La legge italiana vieta a chi abbia meno di 14 anni di accedere ai social, ma su Tik Tok il divieto è facilmente aggirabile: basta dichiarare una età falsa quando si compila il form per l’iscrizione.
Arriva intanto l’appello della polizia postale che parla per bocca di Nunzia Ciardi che guida proprio  la polizia postale e delle comunicazioni. Dice Ciardi: “Almeno fino ai 12 anni non lasciate i figli soli quando navigano in rete”.

Proprio su questo punto i genitori si confrontano: per molti è davvero oggettivamente difficile, tra codici e password,  accedere al cellulare dei figli.

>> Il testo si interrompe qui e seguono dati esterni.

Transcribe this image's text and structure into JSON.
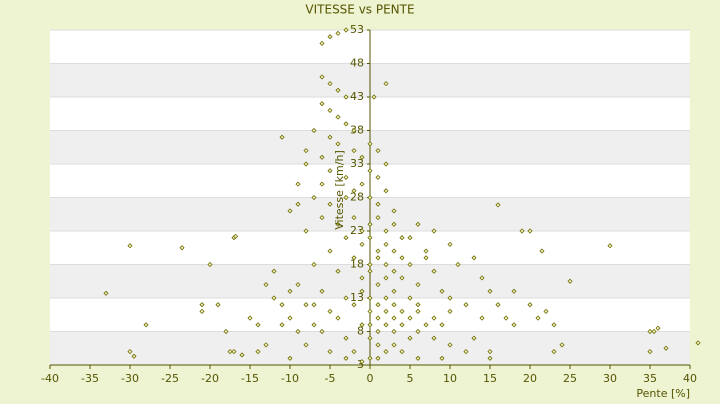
{
  "chart_data": {
    "type": "scatter",
    "title": "VITESSE vs PENTE",
    "x_label": "Pente [%]",
    "y_label": "Vitesse [km/h]",
    "xlim": [
      -40,
      40
    ],
    "xticks": [
      -40,
      -35,
      -30,
      -25,
      -20,
      -15,
      -10,
      -5,
      0,
      5,
      10,
      15,
      20,
      25,
      30,
      35,
      40
    ],
    "ylim": [
      3,
      53
    ],
    "yticks": [
      3,
      8,
      13,
      18,
      23,
      28,
      33,
      38,
      43,
      48,
      53
    ],
    "grid": true,
    "color": "#6b6b00",
    "x": [
      -5,
      -4,
      -3,
      -6,
      -6,
      -5,
      -4,
      -3,
      -6,
      -5,
      -4,
      -3,
      -2,
      0.5,
      2,
      -7,
      -11,
      -8,
      -6,
      -4,
      -2,
      -1,
      0,
      1,
      2,
      -5,
      -3,
      -1,
      0,
      1,
      -9,
      -7,
      -5,
      -3,
      -2,
      0,
      1,
      2,
      3,
      -10,
      -6,
      -4,
      -2,
      -1,
      0,
      1,
      2,
      3,
      4,
      -8,
      -3,
      -1,
      0,
      1,
      2,
      3,
      5,
      6,
      8,
      -5,
      -2,
      0,
      1,
      2,
      3,
      4,
      5,
      7,
      10,
      -7,
      -4,
      -1,
      0,
      1,
      2,
      3,
      4,
      6,
      8,
      -9,
      -6,
      -3,
      -1,
      0,
      1,
      2,
      3,
      4,
      5,
      -12,
      -8,
      -5,
      -2,
      0,
      1,
      2,
      3,
      4,
      5,
      6,
      7,
      8,
      9,
      10,
      12,
      14,
      -10,
      -7,
      -4,
      -1,
      0,
      1,
      2,
      3,
      6,
      8,
      -14,
      -6,
      -3,
      0,
      1,
      3,
      5,
      10,
      13,
      15,
      -8,
      -5,
      -2,
      0,
      2,
      4,
      6,
      9,
      12,
      15,
      -10,
      -3,
      -1,
      1,
      -33,
      -30,
      -23.5,
      -17,
      -16.8,
      -20,
      -19,
      -21,
      -21,
      -15,
      -28,
      -30,
      -29.5,
      -18,
      -17,
      -17.5,
      -16,
      -14,
      -13,
      -11,
      16,
      19,
      20,
      21.5,
      30,
      25,
      18,
      20,
      22,
      18,
      17,
      16,
      15,
      21,
      23,
      24,
      23,
      35,
      35.5,
      36,
      35,
      37,
      41,
      14,
      11,
      13,
      9,
      10,
      7,
      6,
      -13,
      -12,
      -7,
      -9,
      -11,
      -10,
      -9,
      -8,
      -6,
      -5
    ],
    "values": [
      52,
      52.5,
      53,
      51,
      46,
      45,
      44,
      43,
      42,
      41,
      40,
      39,
      38,
      43,
      45,
      38,
      37,
      35,
      34,
      36,
      35,
      34,
      36,
      35,
      33,
      32,
      31,
      30,
      32,
      31,
      30,
      28,
      27,
      28,
      29,
      28,
      27,
      29,
      26,
      26,
      25,
      24,
      25,
      23,
      24,
      25,
      23,
      24,
      22,
      23,
      22,
      21,
      22,
      20,
      21,
      20,
      22,
      24,
      23,
      20,
      19,
      18,
      19,
      18,
      17,
      19,
      18,
      20,
      21,
      18,
      17,
      16,
      17,
      15,
      16,
      14,
      16,
      15,
      17,
      15,
      14,
      13,
      14,
      13,
      12,
      13,
      12,
      11,
      13,
      13,
      12,
      11,
      12,
      11,
      10,
      11,
      10,
      9,
      10,
      11,
      9,
      10,
      9,
      11,
      12,
      10,
      10,
      9,
      10,
      9,
      9,
      8,
      9,
      8,
      8,
      7,
      9,
      8,
      7,
      7,
      6,
      6,
      7,
      6,
      7,
      5,
      6,
      5,
      5,
      4,
      5,
      5,
      4,
      4,
      5,
      4,
      4,
      4,
      3.5,
      4,
      13.7,
      20.8,
      20.5,
      22,
      22.2,
      18,
      12,
      11,
      12,
      10,
      9,
      5,
      4.3,
      8,
      5,
      5,
      4.5,
      5,
      6,
      12,
      26.9,
      23,
      23,
      20,
      20.8,
      15.5,
      14,
      12,
      11,
      9,
      10,
      12,
      14,
      10,
      9,
      6,
      5,
      8,
      8,
      8.5,
      5,
      5.5,
      6.3,
      16,
      18,
      19,
      14,
      13,
      19,
      12,
      15,
      17,
      12,
      8,
      9,
      14,
      27,
      33,
      30,
      37
    ]
  }
}
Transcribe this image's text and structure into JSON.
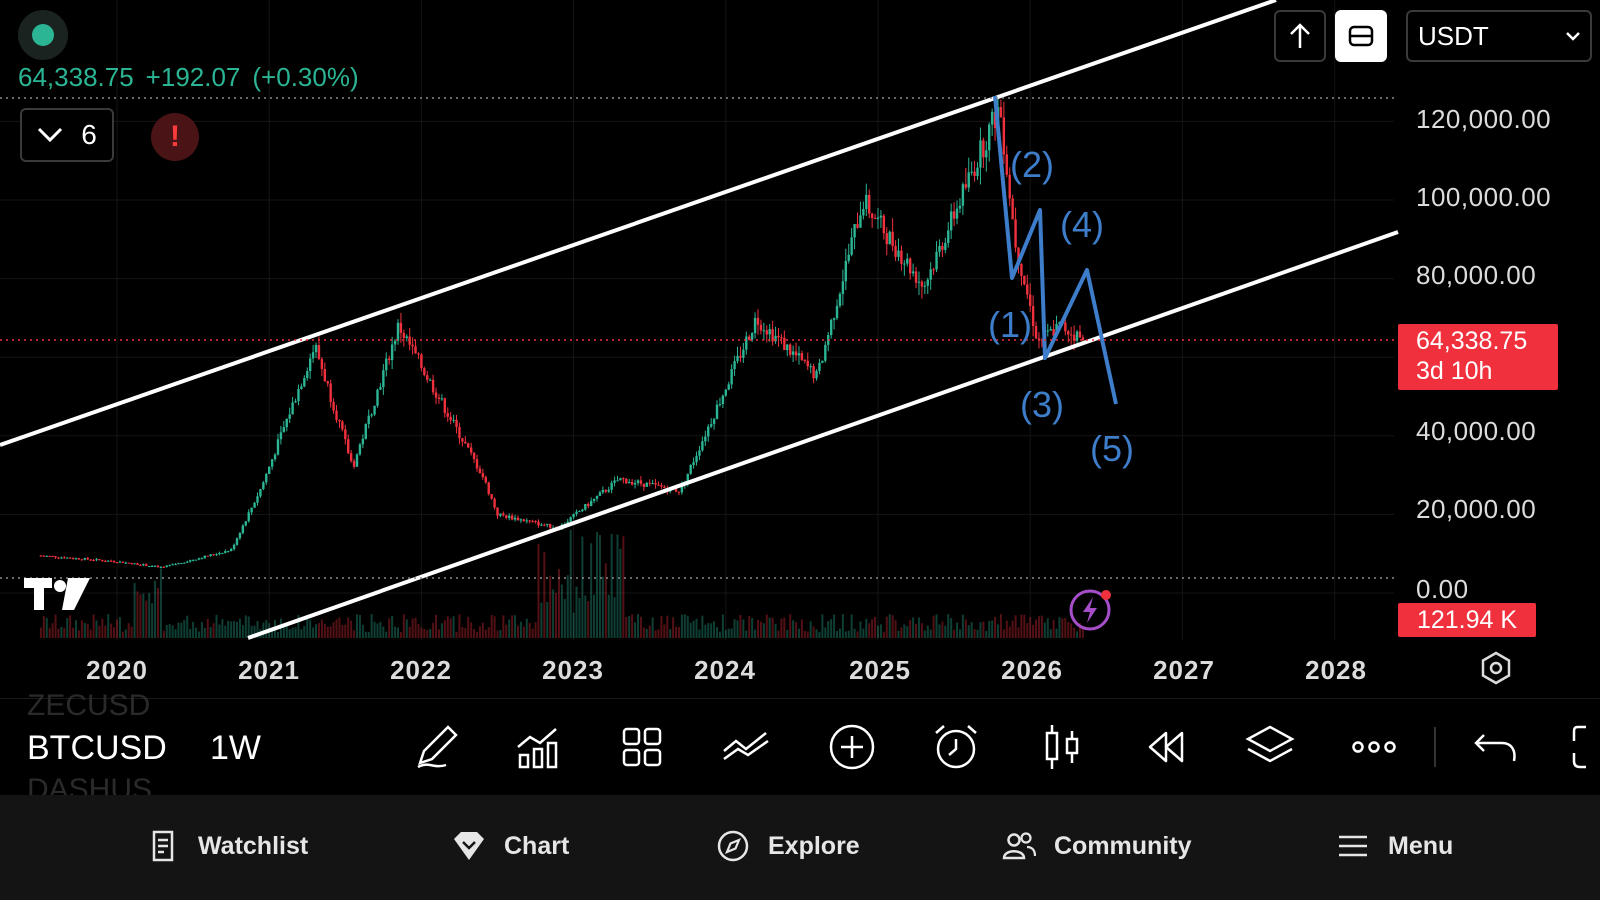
{
  "header": {
    "price": "64,338.75",
    "change": "+192.07",
    "change_pct": "(+0.30%)",
    "indicator_count": "6",
    "alert_glyph": "!",
    "currency": "USDT"
  },
  "colors": {
    "up": "#2bb594",
    "down": "#f0313d",
    "wave": "#3d7dc9",
    "channel": "#ffffff"
  },
  "chart_data": {
    "type": "candlestick",
    "symbol": "BTCUSD",
    "interval": "1W",
    "y_axis_ticks": [
      "120,000.00",
      "100,000.00",
      "80,000.00",
      "40,000.00",
      "20,000.00",
      "0.00"
    ],
    "x_axis_ticks": [
      "2020",
      "2021",
      "2022",
      "2023",
      "2024",
      "2025",
      "2026",
      "2027",
      "2028"
    ],
    "current_price": "64,338.75",
    "countdown": "3d 10h",
    "volume": "121.94 K",
    "price_series_approx": [
      {
        "date": "2019.5",
        "price": 9500
      },
      {
        "date": "2020.0",
        "price": 8000
      },
      {
        "date": "2020.3",
        "price": 6500
      },
      {
        "date": "2020.75",
        "price": 11000
      },
      {
        "date": "2020.95",
        "price": 27000
      },
      {
        "date": "2021.3",
        "price": 63000
      },
      {
        "date": "2021.55",
        "price": 32000
      },
      {
        "date": "2021.85",
        "price": 68000
      },
      {
        "date": "2022.4",
        "price": 30000
      },
      {
        "date": "2022.5",
        "price": 20000
      },
      {
        "date": "2022.9",
        "price": 16500
      },
      {
        "date": "2023.3",
        "price": 29000
      },
      {
        "date": "2023.7",
        "price": 26000
      },
      {
        "date": "2024.2",
        "price": 70000
      },
      {
        "date": "2024.6",
        "price": 55000
      },
      {
        "date": "2024.9",
        "price": 100000
      },
      {
        "date": "2025.3",
        "price": 78000
      },
      {
        "date": "2025.8",
        "price": 124000
      },
      {
        "date": "2025.9",
        "price": 90000
      },
      {
        "date": "2026.05",
        "price": 64000
      },
      {
        "date": "2026.2",
        "price": 68000
      },
      {
        "date": "2026.35",
        "price": 64338.75
      }
    ],
    "wave_labels": [
      "(1)",
      "(2)",
      "(3)",
      "(4)",
      "(5)"
    ]
  },
  "toolbar": {
    "symbol": "BTCUSD",
    "interval": "1W",
    "ghost_top": "ZECUSD",
    "ghost_bottom": "DASHUS",
    "tools": [
      "draw-icon",
      "indicators-icon",
      "templates-icon",
      "compare-icon",
      "add-icon",
      "alert-clock-icon",
      "candle-type-icon",
      "replay-icon",
      "layers-icon",
      "more-icon",
      "undo-icon",
      "fullscreen-icon"
    ]
  },
  "nav": {
    "watchlist": "Watchlist",
    "chart": "Chart",
    "explore": "Explore",
    "community": "Community",
    "menu": "Menu"
  }
}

Controllare il cellulare significa non fidarsi? Ma forse significa anche non aver “seminato” bene, come dice sempre Nunzia Ciardi quando sostiene che dovremmo abituare i ragazzi al controllo fin da quando sono piccoli, da quando per le prime volte, intorno ai 4-6 anni, diamo loro un cellulare in mano per vedere il video del cartone preferito che però potrebbe nascondere pericolose insidie includendo immagini dannose per loro. Come già successo nel caso discusso  di Momo o Jonathan Galindo, altri mostri social che raggiungevano, non è mai stato capito come, il cellulare dei nostri figli.